Verificamos que o papel do INATEL é impulsionar as referidas companhias de teatro amador no campo financeiro, logístico e formativo, tal como o faz a Federação Nacional de Teatro, antiga Associação Nacional de Teatro Amador, na perspectiva de elaborarem um produto artístico suficientemente desligado do seu aspecto artesanal, o que denota uma reflexão sobre a diversidade e aspecto das respostas produzidas. Mas o choque permanece e as dimensões, amadora e profissional, colidem entre si, suportadas por lógicas de acção distintas. É como se existisse um conjunto hierarquizado, valorativo e político de produções legítimas realizadas sobre sucessivos níveis e os grupos de teatro amador deambulassem pelos interstícios das classificações, mostrando uma cara agradável para contentar mas remetendo-se aos processos socializados nas práticas e na memória.
Há, todavia, muitas coisas positivas para falar sobre o teatro amador, pois é um próspero campo de pesquisa.

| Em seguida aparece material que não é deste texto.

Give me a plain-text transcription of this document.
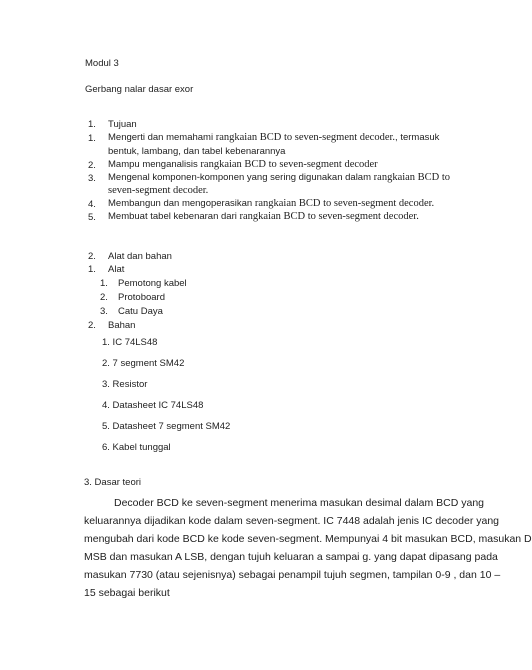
Modul 3
Gerbang nalar dasar exor
1. Tujuan
1. Mengerti dan memahami rangkaian BCD to seven-segment decoder., termasuk
bentuk, lambang, dan tabel kebenarannya
2. Mampu menganalisis rangkaian BCD to seven-segment decoder
3. Mengenal komponen-komponen yang sering digunakan dalam rangkaian BCD to
seven-segment decoder.
4. Membangun dan mengoperasikan rangkaian BCD to seven-segment decoder.
5. Membuat tabel kebenaran dari rangkaian BCD to seven-segment decoder.
2. Alat dan bahan
1. Alat
1. Pemotong kabel
2. Protoboard
3. Catu Daya
2. Bahan
1. IC 74LS48
2. 7 segment SM42
3. Resistor
4. Datasheet IC 74LS48
5. Datasheet 7 segment SM42
6. Kabel tunggal
3. Dasar teori
Decoder BCD ke seven-segment menerima masukan desimal dalam BCD yang
keluarannya dijadikan kode dalam seven-segment. IC 7448 adalah jenis IC decoder yang
mengubah dari kode BCD ke kode seven-segment. Mempunyai 4 bit masukan BCD, masukan D
MSB dan masukan A LSB, dengan tujuh keluaran a sampai g. yang dapat dipasang pada
masukan 7730 (atau sejenisnya) sebagai penampil tujuh segmen, tampilan 0-9 , dan 10 –
15 sebagai berikut
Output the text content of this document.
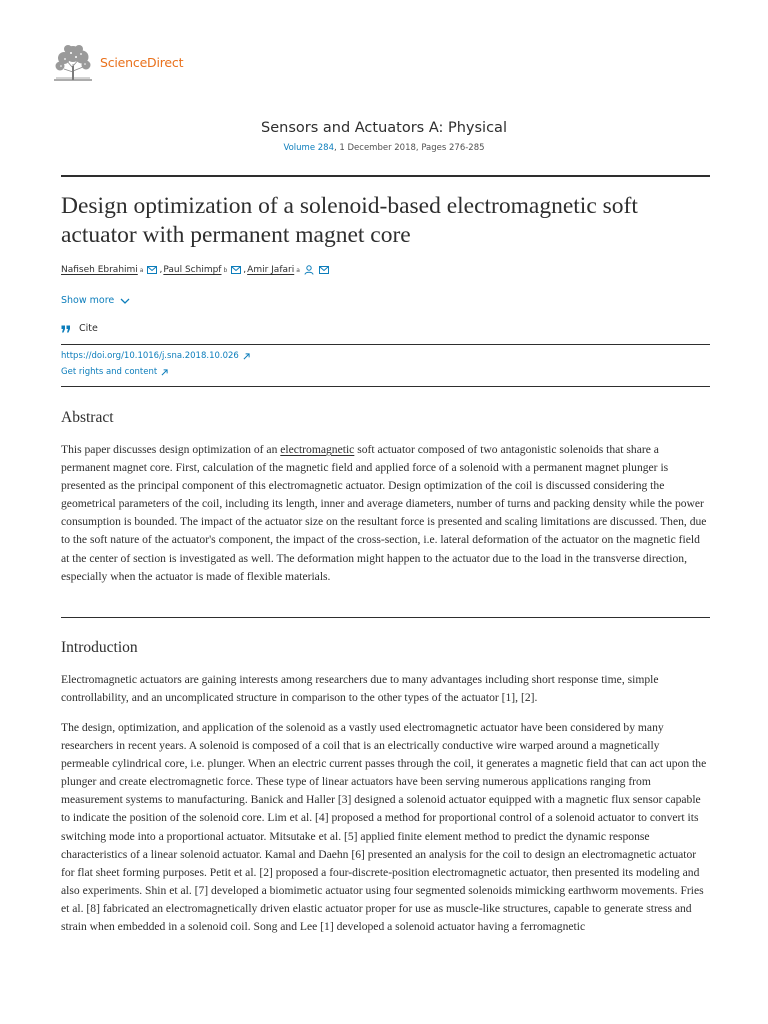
ScienceDirect
Sensors and Actuators A: Physical
Volume 284, 1 December 2018, Pages 276-285
Design optimization of a solenoid-based electromagnetic soft actuator with permanent magnet core
Nafiseh Ebrahimi a , Paul Schimpf b , Amir Jafari a
Show more
Cite
https://doi.org/10.1016/j.sna.2018.10.026
Get rights and content
Abstract

This paper discusses design optimization of an electromagnetic soft actuator composed of two antagonistic solenoids that share a permanent magnet core. First, calculation of the magnetic field and applied force of a solenoid with a permanent magnet plunger is presented as the principal component of this electromagnetic actuator. Design optimization of the coil is discussed considering the geometrical parameters of the coil, including its length, inner and average diameters, number of turns and packing density while the power consumption is bounded. The impact of the actuator size on the resultant force is presented and scaling limitations are discussed. Then, due to the soft nature of the actuator's component, the impact of the cross-section, i.e. lateral deformation of the actuator on the magnetic field at the center of section is investigated as well. The deformation might happen to the actuator due to the load in the transverse direction, especially when the actuator is made of flexible materials.

Introduction

Electromagnetic actuators are gaining interests among researchers due to many advantages including short response time, simple controllability, and an uncomplicated structure in comparison to the other types of the actuator [1], [2].

The design, optimization, and application of the solenoid as a vastly used electromagnetic actuator have been considered by many researchers in recent years. A solenoid is composed of a coil that is an electrically conductive wire warped around a magnetically permeable cylindrical core, i.e. plunger. When an electric current passes through the coil, it generates a magnetic field that can act upon the plunger and create electromagnetic force. These type of linear actuators have been serving numerous applications ranging from measurement systems to manufacturing. Banick and Haller [3] designed a solenoid actuator equipped with a magnetic flux sensor capable to indicate the position of the solenoid core. Lim et al. [4] proposed a method for proportional control of a solenoid actuator to convert its switching mode into a proportional actuator. Mitsutake et al. [5] applied finite element method to predict the dynamic response characteristics of a linear solenoid actuator. Kamal and Daehn [6] presented an analysis for the coil to design an electromagnetic actuator for flat sheet forming purposes. Petit et al. [2] proposed a four-discrete-position electromagnetic actuator, then presented its modeling and also experiments. Shin et al. [7] developed a biomimetic actuator using four segmented solenoids mimicking earthworm movements. Fries et al. [8] fabricated an electromagnetically driven elastic actuator proper for use as muscle-like structures, capable to generate stress and strain when embedded in a solenoid coil. Song and Lee [1] developed a solenoid actuator having a ferromagnetic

Nele se confrontam agentes que confessam nas suas práticas mapas cognitivos próprios, produto de socializações específicas a que a influência das lógicas de acção herdadas das políticas culturais e educativas do Estado Novo não são estranhas, podendo ser enquadrado à soleira de dois conceitos-chave: o habitus [1] e a construção cinomórfica [2], herdeiros, a montante, de uma longa tradição fenomenológica interpretativa do mundo social e, a jusante, indutores de possibilidades de investigação sociológica, como a potencial etnocenologia [3] pode ser.
Notas
[1] Bourdieu, Pierre (1990) “La Domination Masculine” in Actes de la recherche en Sciences Sociales nº 84; Bourdieu, Pierre (2000) Esquisse d’une Théorie de la Pratique, Paris, Editions du Seuil.
[2] Birdwhistell, Ray (1970) Kinesics and Context: Essays in Body Motion Comunication, Pennsylvania Press.
[3] Dubois, Jérôme (2007) La Mise en Scéne du Corps Social, Paris, L’Harmattan.